Consumer sentiment among Floridians increased in November to 64.7, up 1.8 points from a revised figure of 62.9 in October. However, national sentiment decreased over three points.
All five components that make up the index increased.
Floridians’ opinions about current economic conditions improved in November. Perceptions of personal financial situations now compared with a year ago increased 1.9 points from 51.9 to 53.8. Opinions as to whether now is a good time to buy a major household item like an appliance increased by 3.7 points from 50.1 to 53.8, the greatest increase of any reading this month. Importantly, these positive views were shared by all Floridians across sociodemographic groups except for men and people younger than 60 who reported less-favorable views to the former component.
Outlooks about expected economic conditions were also positive. Expectations of personal finances a year from now increased slightly one-tenth of a point from 79.7 to 79.8; however, men, people younger than 60, and people with an annual income above $50,000 reported more pessimistic views. Expectations about U.S. economic conditions over the next year increased 2.5 points from 60.2 to 62.7. Notably, this view was shared by all Floridians across sociodemographic groups but were stronger among people with an annual income under $50,000. Finally, views of U.S. economic conditions over the next five years increased nine-tenths of a point from 72.8 to 73.7, though people younger than 60 and those with an annual income above $50,000 reported slightly less-favorable views.
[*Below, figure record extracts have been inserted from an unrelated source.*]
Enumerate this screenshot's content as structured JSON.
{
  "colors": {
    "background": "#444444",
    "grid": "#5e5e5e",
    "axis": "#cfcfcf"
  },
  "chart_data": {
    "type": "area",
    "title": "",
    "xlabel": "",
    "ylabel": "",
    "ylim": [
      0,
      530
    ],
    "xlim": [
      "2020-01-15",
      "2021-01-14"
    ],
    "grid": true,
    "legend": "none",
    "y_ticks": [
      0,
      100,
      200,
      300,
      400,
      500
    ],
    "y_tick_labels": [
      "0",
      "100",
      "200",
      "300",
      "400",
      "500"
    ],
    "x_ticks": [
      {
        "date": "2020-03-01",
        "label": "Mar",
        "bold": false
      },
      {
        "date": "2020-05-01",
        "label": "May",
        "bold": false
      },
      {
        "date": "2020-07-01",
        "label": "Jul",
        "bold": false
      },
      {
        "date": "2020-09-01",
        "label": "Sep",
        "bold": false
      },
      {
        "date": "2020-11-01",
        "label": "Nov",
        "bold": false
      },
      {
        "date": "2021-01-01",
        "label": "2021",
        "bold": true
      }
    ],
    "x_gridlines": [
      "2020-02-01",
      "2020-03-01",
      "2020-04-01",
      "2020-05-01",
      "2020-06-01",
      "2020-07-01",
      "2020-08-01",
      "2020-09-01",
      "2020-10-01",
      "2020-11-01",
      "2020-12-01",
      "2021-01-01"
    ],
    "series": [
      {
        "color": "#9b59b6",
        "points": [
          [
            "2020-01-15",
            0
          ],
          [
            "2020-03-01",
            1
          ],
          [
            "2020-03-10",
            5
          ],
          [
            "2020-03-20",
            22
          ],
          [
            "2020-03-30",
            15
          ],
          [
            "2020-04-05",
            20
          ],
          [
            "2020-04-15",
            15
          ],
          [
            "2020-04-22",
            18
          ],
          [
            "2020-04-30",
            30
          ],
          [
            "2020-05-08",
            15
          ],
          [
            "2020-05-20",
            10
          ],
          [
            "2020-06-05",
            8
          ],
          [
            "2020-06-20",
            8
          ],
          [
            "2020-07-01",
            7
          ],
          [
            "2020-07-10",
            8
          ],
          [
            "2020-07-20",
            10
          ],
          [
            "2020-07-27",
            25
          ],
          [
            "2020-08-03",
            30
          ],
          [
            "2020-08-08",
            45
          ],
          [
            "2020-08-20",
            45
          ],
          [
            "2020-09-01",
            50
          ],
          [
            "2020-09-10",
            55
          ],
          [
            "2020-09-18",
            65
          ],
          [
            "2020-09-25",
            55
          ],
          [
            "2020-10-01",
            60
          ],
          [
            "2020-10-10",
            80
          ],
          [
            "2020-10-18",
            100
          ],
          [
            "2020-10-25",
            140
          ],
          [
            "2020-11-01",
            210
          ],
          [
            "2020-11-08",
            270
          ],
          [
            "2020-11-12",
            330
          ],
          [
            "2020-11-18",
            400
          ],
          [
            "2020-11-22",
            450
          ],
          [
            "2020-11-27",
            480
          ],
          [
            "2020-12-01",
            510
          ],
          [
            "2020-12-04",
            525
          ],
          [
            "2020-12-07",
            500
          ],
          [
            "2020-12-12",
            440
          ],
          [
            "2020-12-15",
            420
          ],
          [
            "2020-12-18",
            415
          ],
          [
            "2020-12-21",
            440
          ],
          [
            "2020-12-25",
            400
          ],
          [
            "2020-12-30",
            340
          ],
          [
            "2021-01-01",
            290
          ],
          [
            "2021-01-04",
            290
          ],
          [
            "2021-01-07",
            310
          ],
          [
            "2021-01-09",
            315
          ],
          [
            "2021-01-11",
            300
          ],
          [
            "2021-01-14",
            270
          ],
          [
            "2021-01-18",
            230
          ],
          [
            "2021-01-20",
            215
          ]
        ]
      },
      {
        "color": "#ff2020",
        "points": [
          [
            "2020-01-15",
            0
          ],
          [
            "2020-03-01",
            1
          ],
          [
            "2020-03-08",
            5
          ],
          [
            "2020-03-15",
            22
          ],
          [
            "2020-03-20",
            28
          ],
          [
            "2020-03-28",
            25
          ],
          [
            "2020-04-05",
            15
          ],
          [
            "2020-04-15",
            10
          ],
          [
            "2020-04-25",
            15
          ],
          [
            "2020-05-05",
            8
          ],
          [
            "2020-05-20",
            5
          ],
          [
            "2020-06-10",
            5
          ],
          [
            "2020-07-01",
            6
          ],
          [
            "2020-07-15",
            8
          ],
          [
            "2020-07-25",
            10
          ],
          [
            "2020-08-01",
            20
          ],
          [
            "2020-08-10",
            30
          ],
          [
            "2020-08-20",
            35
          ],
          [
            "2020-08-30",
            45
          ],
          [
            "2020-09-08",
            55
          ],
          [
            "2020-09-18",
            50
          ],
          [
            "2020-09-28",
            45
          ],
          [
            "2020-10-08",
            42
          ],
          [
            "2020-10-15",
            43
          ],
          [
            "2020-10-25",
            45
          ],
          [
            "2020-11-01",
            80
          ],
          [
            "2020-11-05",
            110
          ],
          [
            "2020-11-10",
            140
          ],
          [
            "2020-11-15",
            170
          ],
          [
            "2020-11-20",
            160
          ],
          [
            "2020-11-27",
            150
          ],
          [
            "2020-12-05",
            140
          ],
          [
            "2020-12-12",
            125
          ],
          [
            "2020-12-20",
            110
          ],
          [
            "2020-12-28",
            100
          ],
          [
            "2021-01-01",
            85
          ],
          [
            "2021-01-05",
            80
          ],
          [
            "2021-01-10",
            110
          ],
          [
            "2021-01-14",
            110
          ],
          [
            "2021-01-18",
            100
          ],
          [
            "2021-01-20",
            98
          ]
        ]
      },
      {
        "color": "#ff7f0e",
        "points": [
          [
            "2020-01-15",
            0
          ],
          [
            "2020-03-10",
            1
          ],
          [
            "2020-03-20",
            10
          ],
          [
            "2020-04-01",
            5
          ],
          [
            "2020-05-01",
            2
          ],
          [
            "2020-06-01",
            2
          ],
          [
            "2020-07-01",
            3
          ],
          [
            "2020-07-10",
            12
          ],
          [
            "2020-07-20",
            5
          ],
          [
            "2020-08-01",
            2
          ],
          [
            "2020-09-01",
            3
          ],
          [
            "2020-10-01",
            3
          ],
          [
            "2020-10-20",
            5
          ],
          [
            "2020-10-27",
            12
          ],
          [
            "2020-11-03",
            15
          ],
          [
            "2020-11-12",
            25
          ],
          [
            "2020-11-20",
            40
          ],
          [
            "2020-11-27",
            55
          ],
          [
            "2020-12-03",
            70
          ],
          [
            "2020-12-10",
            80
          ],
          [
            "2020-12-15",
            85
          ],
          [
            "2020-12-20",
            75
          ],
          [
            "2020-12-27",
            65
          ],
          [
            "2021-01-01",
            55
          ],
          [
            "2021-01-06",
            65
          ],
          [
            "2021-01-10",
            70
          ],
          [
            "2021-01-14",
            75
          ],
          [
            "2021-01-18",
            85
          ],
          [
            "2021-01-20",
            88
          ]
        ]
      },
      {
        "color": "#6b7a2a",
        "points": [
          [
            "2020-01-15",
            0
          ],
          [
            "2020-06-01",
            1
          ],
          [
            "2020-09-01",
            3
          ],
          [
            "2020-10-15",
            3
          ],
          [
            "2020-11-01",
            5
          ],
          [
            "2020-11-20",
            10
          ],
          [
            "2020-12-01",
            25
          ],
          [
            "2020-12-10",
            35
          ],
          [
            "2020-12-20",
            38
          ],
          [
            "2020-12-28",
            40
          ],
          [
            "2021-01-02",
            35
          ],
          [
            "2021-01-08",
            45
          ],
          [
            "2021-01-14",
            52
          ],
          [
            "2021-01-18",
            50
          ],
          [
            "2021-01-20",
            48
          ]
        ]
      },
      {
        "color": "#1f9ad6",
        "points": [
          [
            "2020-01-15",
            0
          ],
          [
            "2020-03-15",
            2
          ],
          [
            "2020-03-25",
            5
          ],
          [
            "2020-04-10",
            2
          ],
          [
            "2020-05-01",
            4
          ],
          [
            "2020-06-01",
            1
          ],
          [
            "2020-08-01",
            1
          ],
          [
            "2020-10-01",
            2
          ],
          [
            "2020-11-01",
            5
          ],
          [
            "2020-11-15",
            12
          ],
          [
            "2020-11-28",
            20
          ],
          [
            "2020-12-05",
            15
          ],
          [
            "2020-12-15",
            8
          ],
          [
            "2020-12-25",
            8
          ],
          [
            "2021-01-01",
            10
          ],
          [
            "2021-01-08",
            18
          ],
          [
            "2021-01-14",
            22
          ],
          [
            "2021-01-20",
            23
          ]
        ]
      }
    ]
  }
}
“Consumer confidence dropped following Hurricane Ian, which struck Southwest Florida in late September and caused significant damage. Six weeks later, Hurricane Nicole made landfall on Florida’s east coast, but its economic impacts were much less severe. Its effects on consumer confidence were not noticeable in this month’s reading,” said Hector H. Sandoval, director of the Economic Analysis Program at UF’s Bureau of Economic and Business Research.
In other economic news, despite October’s uptick in Florida’s unemployment rate from 2.5% to 2.7% due to Hurricane Ian’s economic impacts, the labor market in Florida remains strong. The labor force participation rate in the state reached 59.6, which is equal to the recent peak observed prior to the pandemic. Moreover, while weekly claims of jobless benefits increased due to Hurricane Ian, they have now declined to the low levels seen prior to the storm.
“A strong labor market should contribute to improved economic prospects and increased consumer confidence and spending. However, Floridians’ budgets continue to be burdened by the persistently high inflation, which has depressed their economic prospects and kept consumer confidence at historically low levels,” Sandoval said.
“Inflation has been elevated for more than a year and a half, affecting spending patterns among Floridians and influencing their economic expectations. It comes as no surprise that consumer confidence has remained low over the same period,” Sandoval added.
“Even though inflation may have peaked in June, it is unlikely that it will decelerate rapidly anytime soon. Therefore, it is also unlikely that consumer confidence will improve in the near future,” Sandoval said.
Conducted October 1 through November 24, the UF study reflects the responses of 417 individuals who were reached on cellphones and 302 individuals reached through an online panel, a total of 719 individuals, representing a demographic cross section of Florida. The index used by UF researchers is benchmarked to 1966, which means a value of 100 represents the same level of confidence for that year. The lowest index possible is a 2, the highest is 150.